Tout le monde m’a observé avec une légère surprise. Car je crois que nous l’avions tous entendu : on aurait dit lui, papa. J’avais tranché et tout le monde se taisait parce qu’on savait qu’il n’y avait pas à discuter.
« Bien », a répondu maman, comme soulagée.
Papa n’a rien dit, mais ne m’a pas quitté des yeux.
Quand ils ont été prêts à partir, Carl et moi les avons accompagnés dans la cour.
Nous étions là, devant la voiture, au crépuscule, une famille de quatre qui allait être coupée en deux. « Soyez prudents sur la route », ai-je dit.
Papa a hoché la tête. Lentement. Il est bien sûr possible qu’a posteriori j’aie surinterprété ces dernières paroles. Ou dans le cas de papa : ce dernier hochement de tête muet. Toujours est-il que j’ai vu quelque chose, quelque chose qui ressemblait à de l’estime. Ou peut-être plutôt un constat. Le constat que son fils devenait adulte.
Maman et lui se sont installés, la Cadillac a démarré dans un grognement, qui s’est mué en ronronnement doux. Ils ont roulé vers le virage des Chèvres.
Nous avons vu les feux de freinage s’allumer. Ils sont reliés à la pédale et s’allument même si les freins ne fonctionnent pas. La vitesse a augmenté. Carl a émis un bruit. J’imaginais papa tournant le volant, entendant un raclement de la colonne de direction, sentant le volant glisser sans résistance et sans effet sur les roues. Je suis passablement certain qu’à ce moment-là il a compris. Je l’espère. Compris et accepté. Et accepté aussi le fait que ça incluait maman, que, malgré tout, le compte y était. Elle pouvait vivre avec ce qu’il faisait, mais pas sans lui.

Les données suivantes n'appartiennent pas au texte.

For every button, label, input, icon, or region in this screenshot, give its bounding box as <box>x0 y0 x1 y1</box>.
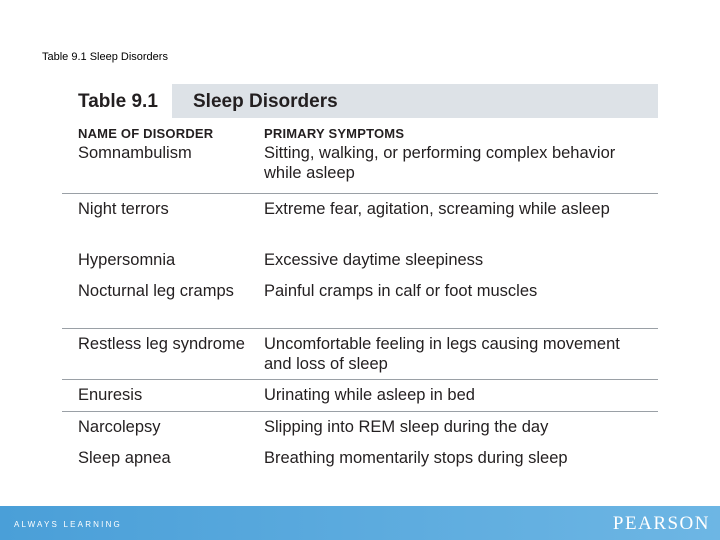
disorder-symptoms: Breathing momentarily stops during sleep <box>264 449 568 467</box>
disorder-symptoms: Uncomfortable feeling in legs causing movement and loss of sleep <box>264 335 620 373</box>
table-row <box>62 138 658 192</box>
slide-caption: Table 9.1 Sleep Disorders <box>42 51 168 63</box>
disorder-name: Nocturnal leg cramps <box>78 282 234 300</box>
disorder-symptoms: Slipping into REM sleep during the day <box>264 418 549 436</box>
footer-tagline: ALWAYS LEARNING <box>14 520 122 529</box>
table-number-tab <box>62 84 172 118</box>
table-body <box>62 118 658 474</box>
disorder-name: Restless leg syndrome <box>78 335 245 353</box>
table-row <box>62 328 658 379</box>
footer-bar <box>0 506 720 540</box>
table-title: Sleep Disorders <box>193 91 338 112</box>
table-row <box>62 193 658 245</box>
column-header-symptoms: PRIMARY SYMPTOMS <box>264 126 405 141</box>
disorder-name: Night terrors <box>78 200 169 218</box>
table-row <box>62 443 658 474</box>
disorder-name: Enuresis <box>78 386 143 404</box>
table-row <box>62 411 658 443</box>
disorder-name: Narcolepsy <box>78 418 161 436</box>
disorder-symptoms: Excessive daytime sleepiness <box>264 251 484 269</box>
disorder-symptoms: Painful cramps in calf or foot muscles <box>264 282 538 300</box>
disorder-symptoms: Sitting, walking, or performing complex behavior while asleep <box>264 144 616 182</box>
table-row <box>62 379 658 411</box>
disorder-name: Somnambulism <box>78 144 192 162</box>
disorder-name: Sleep apnea <box>78 449 171 467</box>
table-header <box>62 84 658 118</box>
disorder-symptoms: Extreme fear, agitation, screaming while asleep <box>264 200 610 218</box>
table-row <box>62 245 658 275</box>
disorder-name: Hypersomnia <box>78 251 176 269</box>
column-header-name: NAME OF DISORDER <box>78 126 214 141</box>
table-number: Table 9.1 <box>78 91 158 112</box>
sleep-disorders-table <box>62 84 658 474</box>
table-row <box>62 276 658 327</box>
pearson-logo: PEARSON <box>612 513 710 534</box>
disorder-symptoms: Urinating while asleep in bed <box>264 386 475 404</box>
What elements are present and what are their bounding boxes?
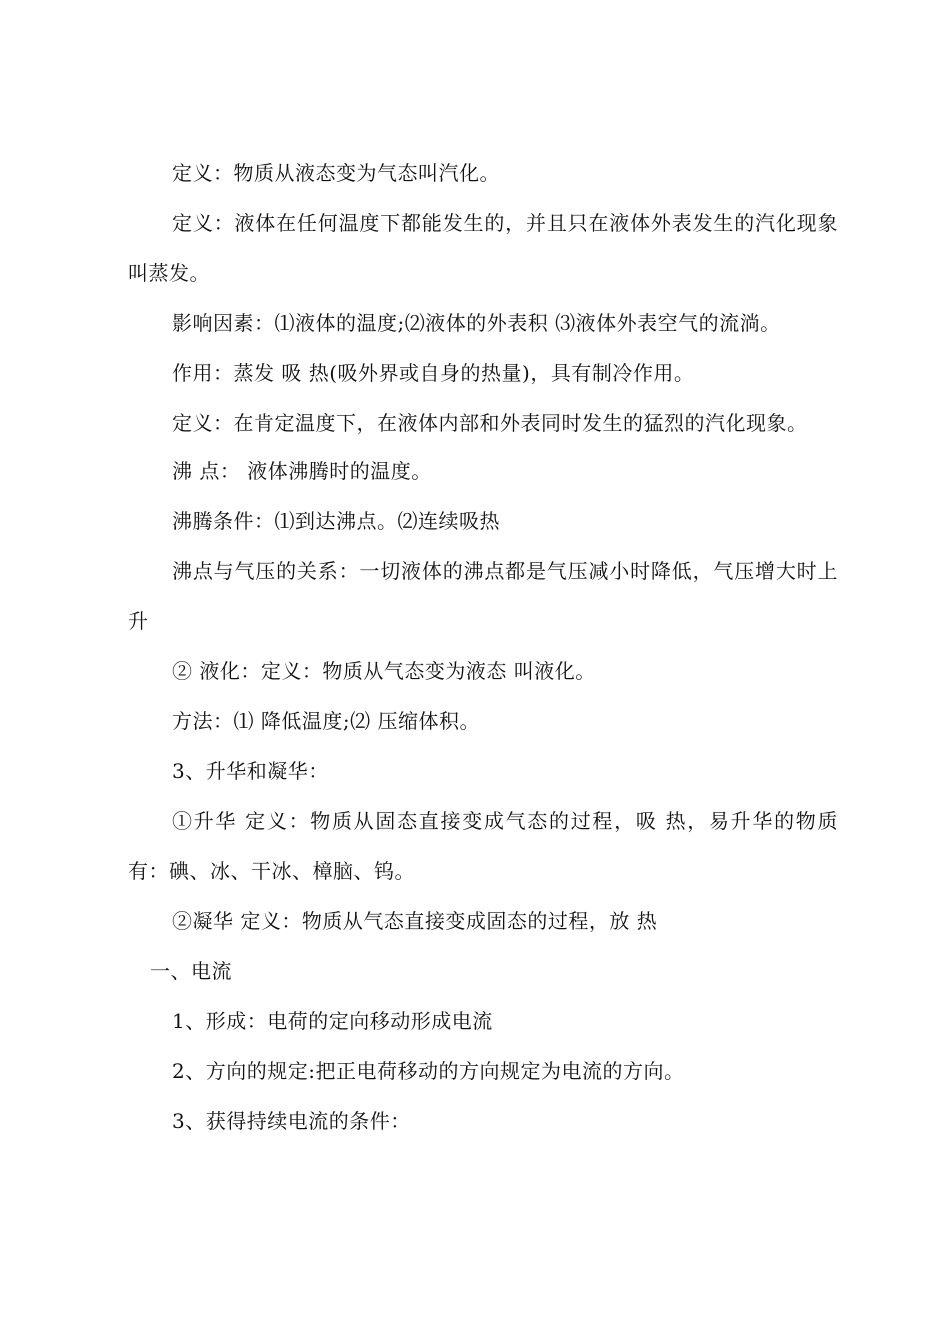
heading-sublimation-deposition: 3、升华和凝华： (172, 759, 329, 783)
paragraph-current-formation: 1、形成：电荷的定向移动形成电流 (172, 1009, 493, 1033)
paragraph-boiling-definition: 定义：在肯定温度下，在液体内部和外表同时发生的猛烈的汽化现象。 (172, 411, 808, 435)
heading-electric-current: 一、电流 (150, 959, 232, 983)
paragraph-liquefaction-methods: 方法：⑴ 降低温度;⑵ 压缩体积。 (172, 709, 480, 733)
paragraph-liquefaction-definition: ② 液化：定义：物质从气态变为液态 叫液化。 (172, 659, 596, 683)
paragraph-sublimation-definition: ①升华 定义：物质从固态直接变成气态的过程，吸 热，易升华的物质有：碘、冰、干冰、樟脑、钨。 (128, 809, 838, 883)
paragraph-boiling-conditions: 沸腾条件：⑴到达沸点。⑵连续吸热 (172, 509, 500, 533)
paragraph-evaporation-definition: 定义：液体在任何温度下都能发生的，并且只在液体外表发生的汽化现象 叫蒸发。 (128, 211, 838, 285)
paragraph-boiling-pressure-relation: 沸点与气压的关系：一切液体的沸点都是气压减小时降低，气压增大时上升 (128, 559, 838, 633)
paragraph-vaporization-definition: 定义：物质从液态变为气态叫汽化。 (172, 161, 500, 185)
paragraph-current-direction: 2、方向的规定:把正电荷移动的方向规定为电流的方向。 (172, 1059, 685, 1083)
paragraph-deposition-definition: ②凝华 定义：物质从气态直接变成固态的过程，放 热 (172, 909, 658, 933)
paragraph-evaporation-factors: 影响因素：⑴液体的温度;⑵液体的外表积 ⑶液体外表空气的流淌。 (172, 311, 781, 335)
paragraph-evaporation-effect: 作用：蒸发 吸 热(吸外界或自身的热量)，具有制冷作用。 (172, 361, 695, 385)
paragraph-continuous-current-conditions: 3、获得持续电流的条件： (172, 1109, 411, 1133)
paragraph-boiling-point: 沸 点： 液体沸腾时的温度。 (172, 459, 432, 483)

Tout s’est passé en silence, dans une singulière absence de drame. Aucun klaxon désespéré, aucune gomme qui couine, aucun cri. Il n’y a eu que le crissement des pneus sur les graviers du chemin, puis la voiture a disparu, et j’ai entendu un pluvier doré chanter sa solitude.
Le fracas dans Huken était comme un tonnerre à retardement. Je n’ai pas entendu ce que Carl disait ou criait, je me suis juste dit que, dans ce monde, Carl et moi étions désormais seuls. Que la route devant nous était déserte, que tout ce que nous voyions à ce moment précis, c’étaient les montagnes qui se découpaient en ombres chinoises sur un ciel coloré d’orange à l’ouest et de rose au nord et au sud. Je me suis dit que je n’avais jamais rien vu de plus beau, comme un soleil qui se couchait et se levait en même temps.